A number of studies in recent years have linked low vitamin D to weight problems and diabetes, although the exact role of vitamin D in this regard has not been clear. The best way to sum up the new findings is to say that adequate vitamin D is needed for optimal fitness of your fat cells. When you have “fit fat” you are much more resistant to developing numerous metabolic problems, including weight gain.
For example, you routinely make new fat cells, which is a very good thing.

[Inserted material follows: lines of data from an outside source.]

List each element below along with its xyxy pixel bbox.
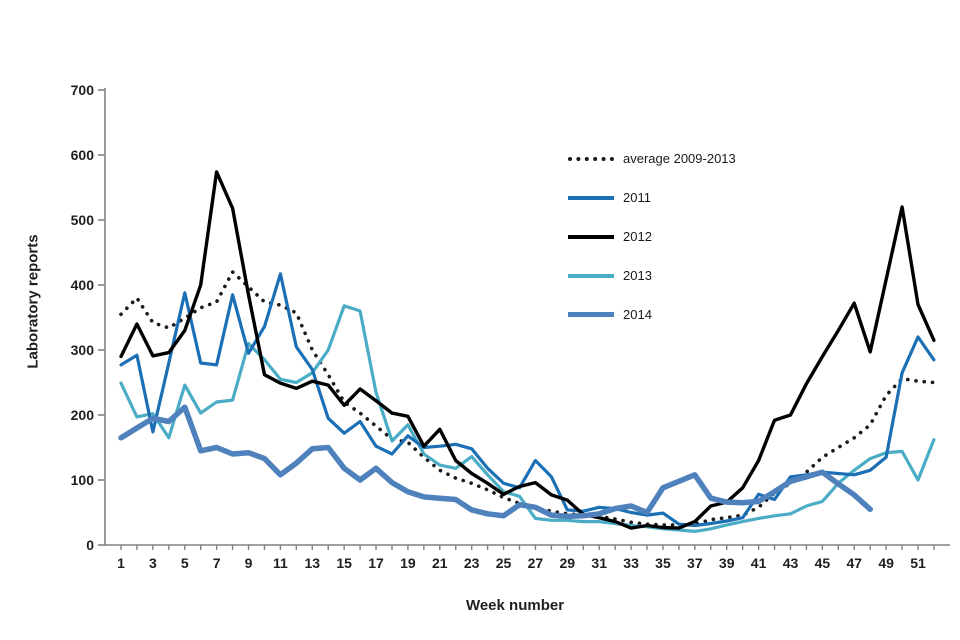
- x-tick-label: 27: [528, 555, 544, 571]
- x-tick-label: 7: [213, 555, 221, 571]
- series-line-2011: [119, 272, 936, 528]
- legend-label-average: average 2009-2013: [623, 151, 736, 166]
- x-tick-label: 35: [655, 555, 671, 571]
- series-line-2012: [119, 170, 936, 530]
- x-tick-label: 47: [846, 555, 862, 571]
- x-tick-label: 45: [815, 555, 831, 571]
- legend-item-2012: 2012: [568, 217, 736, 256]
- legend-sample-2011: [568, 195, 614, 200]
- x-tick-label: 25: [496, 555, 512, 571]
- x-tick-label: 15: [336, 555, 352, 571]
- x-tick-label: 17: [368, 555, 384, 571]
- x-tick-label: 1: [117, 555, 125, 571]
- legend-sample-2012: [568, 234, 614, 239]
- x-tick-label: 13: [304, 555, 320, 571]
- x-tick-label: 21: [432, 555, 448, 571]
- y-tick-label: 600: [71, 147, 95, 163]
- x-tick-label: 41: [751, 555, 767, 571]
- x-tick-label: 37: [687, 555, 703, 571]
- x-tick-label: 3: [149, 555, 157, 571]
- legend-label-2014: 2014: [623, 307, 652, 322]
- x-axis-title: Week number: [465, 597, 565, 614]
- y-tick-label: 100: [71, 472, 95, 488]
- legend-item-average: average 2009-2013: [568, 139, 736, 178]
- series-line-average-2009-2013: [119, 270, 936, 527]
- x-tick-label: 29: [560, 555, 576, 571]
- x-tick-label: 9: [245, 555, 253, 571]
- legend-sample-2014: [568, 312, 614, 317]
- x-tick-label: 33: [623, 555, 639, 571]
- legend-label-2013: 2013: [623, 268, 652, 283]
- y-tick-label: 300: [71, 342, 95, 358]
- x-tick-label: 43: [783, 555, 799, 571]
- y-tick-label: 400: [71, 277, 95, 293]
- y-tick-label: 700: [71, 82, 95, 98]
- x-tick-label: 23: [464, 555, 480, 571]
- x-tick-label: 39: [719, 555, 735, 571]
- y-axis-title: Laboratory reports: [24, 234, 42, 369]
- x-tick-label: 49: [878, 555, 894, 571]
- y-tick-label: 200: [71, 407, 95, 423]
- legend-sample-2013: [568, 273, 614, 278]
- x-tick-label: 5: [181, 555, 189, 571]
- legend-sample-average: [568, 156, 614, 161]
- x-tick-label: 51: [910, 555, 926, 571]
- y-tick-label: 0: [86, 537, 94, 553]
- legend-label-2012: 2012: [623, 229, 652, 244]
- x-tick-label: 19: [400, 555, 416, 571]
- legend-label-2011: 2011: [623, 190, 651, 205]
- series-line-2014: [118, 404, 873, 520]
- series-line-2013: [119, 304, 936, 534]
- legend-item-2013: 2013: [568, 256, 736, 295]
- x-tick-label: 31: [591, 555, 607, 571]
- chart-legend: average 2009-2013 2011 2012 2013 2014: [568, 139, 736, 334]
- legend-item-2014: 2014: [568, 295, 736, 334]
- legend-item-2011: 2011: [568, 178, 736, 217]
- x-tick-label: 11: [273, 555, 288, 571]
- y-tick-label: 500: [71, 212, 95, 228]
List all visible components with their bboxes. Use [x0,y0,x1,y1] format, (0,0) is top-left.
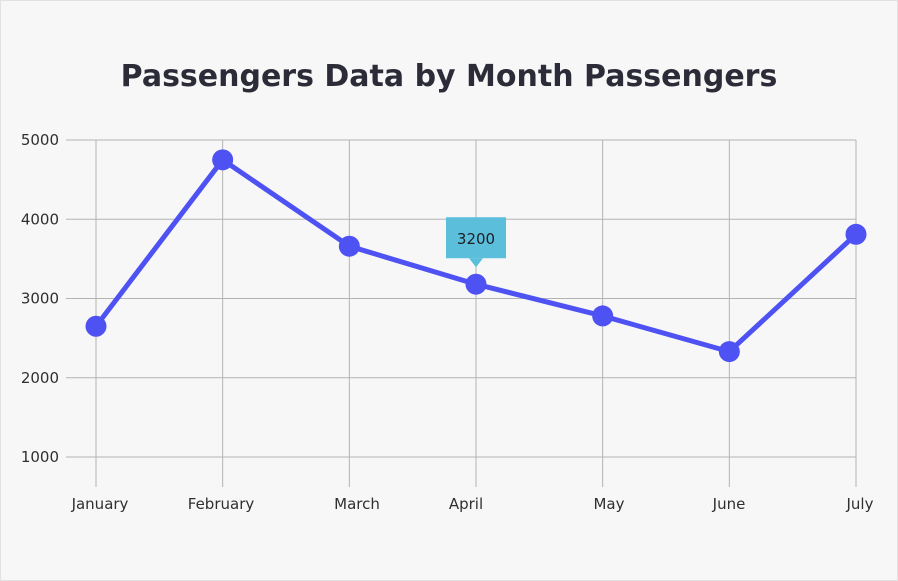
tooltip-box [446,217,506,259]
data-point [592,305,614,327]
y-tick-label: 1000 [21,448,59,466]
data-point [465,273,487,295]
data-point [85,315,107,337]
y-tick-label: 5000 [21,131,59,149]
y-tick-label: 3000 [21,290,59,308]
x-tick-label: March [334,495,380,513]
x-tick-label: May [593,495,624,513]
x-tick-label: April [449,495,483,513]
data-point [718,341,740,363]
y-tick-label: 2000 [21,369,59,387]
data-point [212,149,234,171]
tooltip-label: 3200 [457,230,495,248]
y-tick-label: 4000 [21,210,59,228]
x-tick-label: June [712,495,746,513]
tooltip-pointer [469,258,483,268]
data-point [338,235,360,257]
x-tick-label: January [71,495,129,513]
data-point [845,223,867,245]
x-tick-label: February [188,495,255,513]
chart-title: Passengers Data by Month Passengers [120,59,778,94]
x-tick-label: July [846,495,874,513]
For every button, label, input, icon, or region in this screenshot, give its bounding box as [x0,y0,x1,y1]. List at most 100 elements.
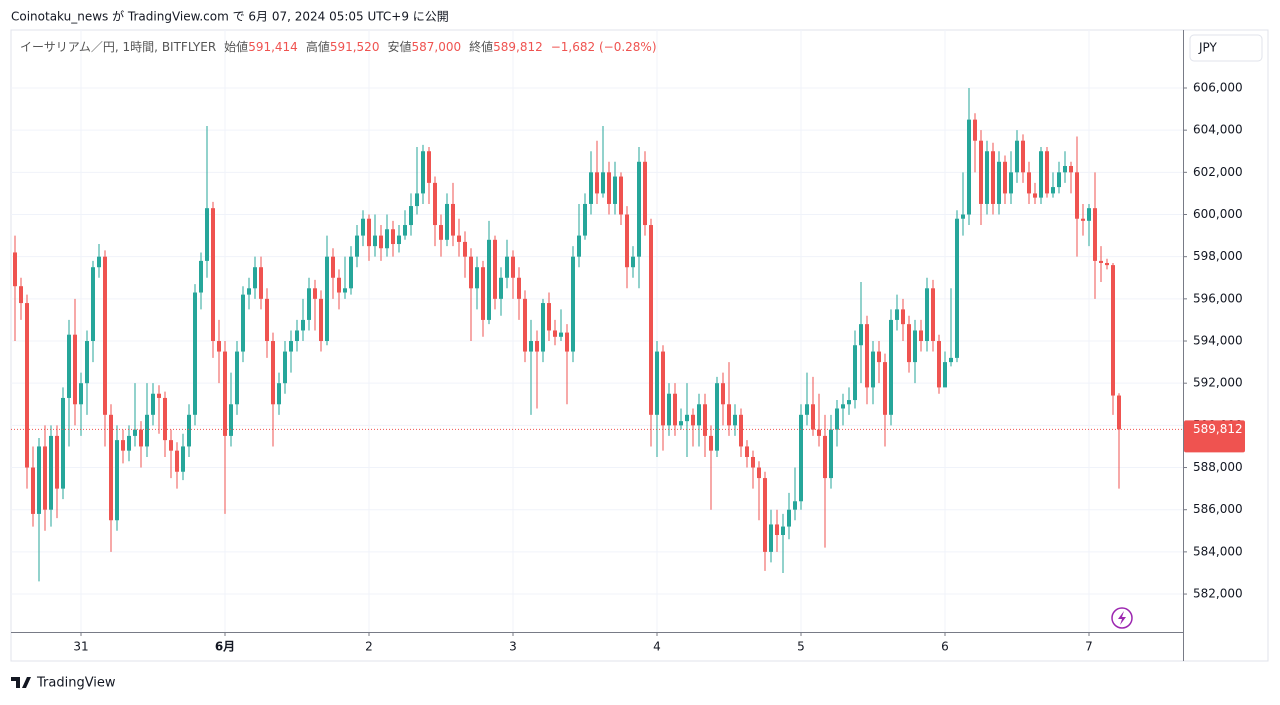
candle-body [277,383,281,405]
currency[interactable]: JPY [1198,41,1218,55]
candle-body [193,292,197,415]
candle-body [643,161,647,226]
y-tick-label: 594,000 [1193,334,1243,348]
candle-body [43,446,47,510]
candle-body [595,172,599,194]
candle-body [475,267,479,289]
candle-body [721,383,725,405]
candle-body [79,383,83,405]
candle-body [607,172,611,204]
candle-body [1039,151,1043,198]
candle-body [499,277,503,299]
candle-body [337,277,341,293]
candle-body [109,414,113,521]
candle-body [985,151,989,204]
y-tick-label: 586,000 [1193,502,1243,516]
candle-body [667,393,671,426]
candle-body [1117,395,1121,430]
candle-body [727,404,731,426]
legend-item-value: 587,000 [411,40,461,54]
candle-body [745,446,749,457]
candle-body [85,341,89,384]
candle-body [655,351,659,415]
candle-body [991,151,995,204]
candle-body [235,351,239,405]
candle-body [427,151,431,183]
plot [11,30,1187,636]
legend-symbol: イーサリアム／円, 1時間, BITFLYER [20,40,216,54]
candle-body [1111,265,1115,396]
candle-body [883,362,887,415]
candle-body [901,309,905,325]
candle-body [889,319,893,415]
legend-item-value: 589,812 [493,40,543,54]
candle-body [967,119,971,215]
candle-body [661,351,665,426]
candle-body [589,172,593,204]
candle-body [13,252,17,287]
candle-body [469,256,473,289]
candle-body [1081,218,1085,221]
candle-body [937,341,941,388]
candle-body [535,341,539,352]
candle-body [445,203,449,240]
candle-body [241,294,245,352]
candle-body [859,324,863,346]
candle-body [577,235,581,257]
candle-body [1087,208,1091,221]
alert-bolt [1118,611,1126,625]
candle-body [847,400,851,405]
candle-body [1075,172,1079,219]
candle-body [91,267,95,342]
candle-body [973,119,977,141]
candle-body [739,414,743,447]
candle-body [247,288,251,295]
candle-body [529,341,533,352]
candle-body [823,435,827,479]
candle-body [685,414,689,422]
candle-body [955,218,959,358]
candle-body [1015,140,1019,173]
candle-body [571,256,575,352]
candle-body [769,524,773,552]
candle-body [913,330,917,363]
candle-body [349,256,353,289]
y-tick-label: 592,000 [1193,376,1243,390]
candle-body [31,467,35,514]
candle-body [919,330,923,342]
candle-body [361,218,365,236]
candle-body [157,393,161,398]
candle-body [181,446,185,472]
candle-body [817,429,821,436]
candle-body [151,393,155,415]
candle-body [829,429,833,479]
candle-body [799,414,803,502]
candle-body [697,404,701,426]
candle-body [625,214,629,268]
candle-body [379,235,383,249]
candle-body [211,208,215,342]
alert-icon[interactable] [1111,607,1133,629]
candle-body [121,440,125,451]
candle-body [355,235,359,257]
x-tick-label: 2 [365,640,373,654]
y-tick-label: 598,000 [1193,249,1243,263]
legend-item-label: 高値 [306,39,330,54]
y-tick-label: 588,000 [1193,460,1243,474]
legend-item-value: 591,520 [330,40,380,54]
candle-body [481,267,485,320]
y-tick-label: 582,000 [1193,587,1243,601]
candle-body [253,267,257,289]
x-tick-label: 4 [653,640,661,654]
candle-body [1051,187,1055,194]
candle-body [1021,140,1025,173]
y-tick-label: 604,000 [1193,123,1243,137]
candle-body [547,303,551,331]
candle-body [139,429,143,447]
candle-body [223,351,227,436]
candle-body [301,319,305,331]
candle-body [751,456,755,468]
header: Coinotaku_news が TradingView.com で 6月 07… [11,9,449,24]
currency-box[interactable] [1189,34,1263,62]
candle-body [433,182,437,226]
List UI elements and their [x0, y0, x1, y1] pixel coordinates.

These new fat cells are better at making hormones like leptin and adiponectin, which have a major impact on fat and blood sugar metabolism. However, if, as you make new fat cells they rapidly expand by storing too much fat, instead of being an advantage these dysfunctional fat cells lead to problems. We now know that adequate vitamin D helps your new fat cells work properly so that they do not fill up easily with inappropriate fat.
Furthermore, vitamin D prevents your white adipose tissue, which is a combination of fat cells and immune cells, from generating excessive inflammatory signals. All situations of stubborn weight issues involve excessive inflammation. Thus, vitamin D helps get to the source of white adipose tissue problems.
Researchers have also shown that when vitamin D lowers inflammation in fat tissue, blood sugar metabolism improves.
Optimal vitamin D levels are a basic objective for people who struggle with their weight. Such issues are more likely to be noticeable in the winter when vitamin D levels drop, along with the jolt to thyroid function that is induced by cold weather. Doses of 4,000 – 8,000 IU of vitamin D per day may be needed to help offset metabolic issues as well as to support immune system and bone health.